Materials and Methods
Subjects
The study population included a group of 25 early-blind subjects (30.19 ± 4.83 years; male:female ratio, 14:11) and a control group of 25 age- and sex-matched sighted subjects (30.00 ± 6.58 years; male:female ratio, 14:11). All the subjects in both groups were right-handed, aged <40 years, had normal hearing thresholds in both ears (≤20 dB hearing level at 0.25, 0.5, 1, 2, 3, 4, and 8 kHz), and had no neurological or ontological problems.
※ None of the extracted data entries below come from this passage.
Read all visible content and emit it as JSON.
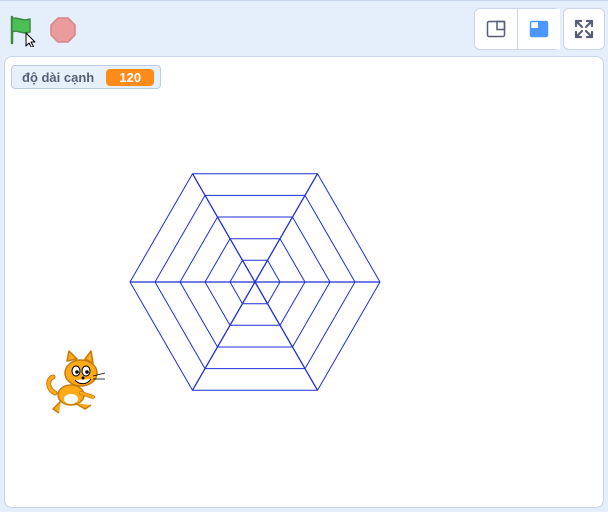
{
  "toolbar": {
    "green_flag_icon": "green-flag-icon",
    "stop_icon": "stop-sign-icon",
    "layout_modes": [
      {
        "name": "small-stage-icon",
        "active": false
      },
      {
        "name": "normal-stage-icon",
        "active": true
      },
      {
        "name": "fullscreen-icon",
        "active": false
      }
    ]
  },
  "monitor": {
    "label": "độ dài cạnh",
    "value": "120"
  },
  "colors": {
    "pen": "#1f2fd6",
    "flag": "#4cbf56",
    "stop": "#ec9b9d",
    "monitor_value_bg": "#ff8c1a",
    "accent": "#4c97ff"
  },
  "drawing": {
    "shape": "hexagon-web",
    "rings": 5,
    "spokes": 6
  },
  "sprite": {
    "name": "cat-sprite"
  }
}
In the early-blind group, only those who were blind at birth or who became blind within 1 year of birth and those classified in Categories 4 and 5 according to the 2006 World Health Organization guidelines for the clinical diagnosis of visual impairment (Category 4, “light perception” but no perception of “hand motion”; Category 5, “no light perception”) were included (World Health Organization, 2006). Table 1 provides the characteristics of the blind subjects.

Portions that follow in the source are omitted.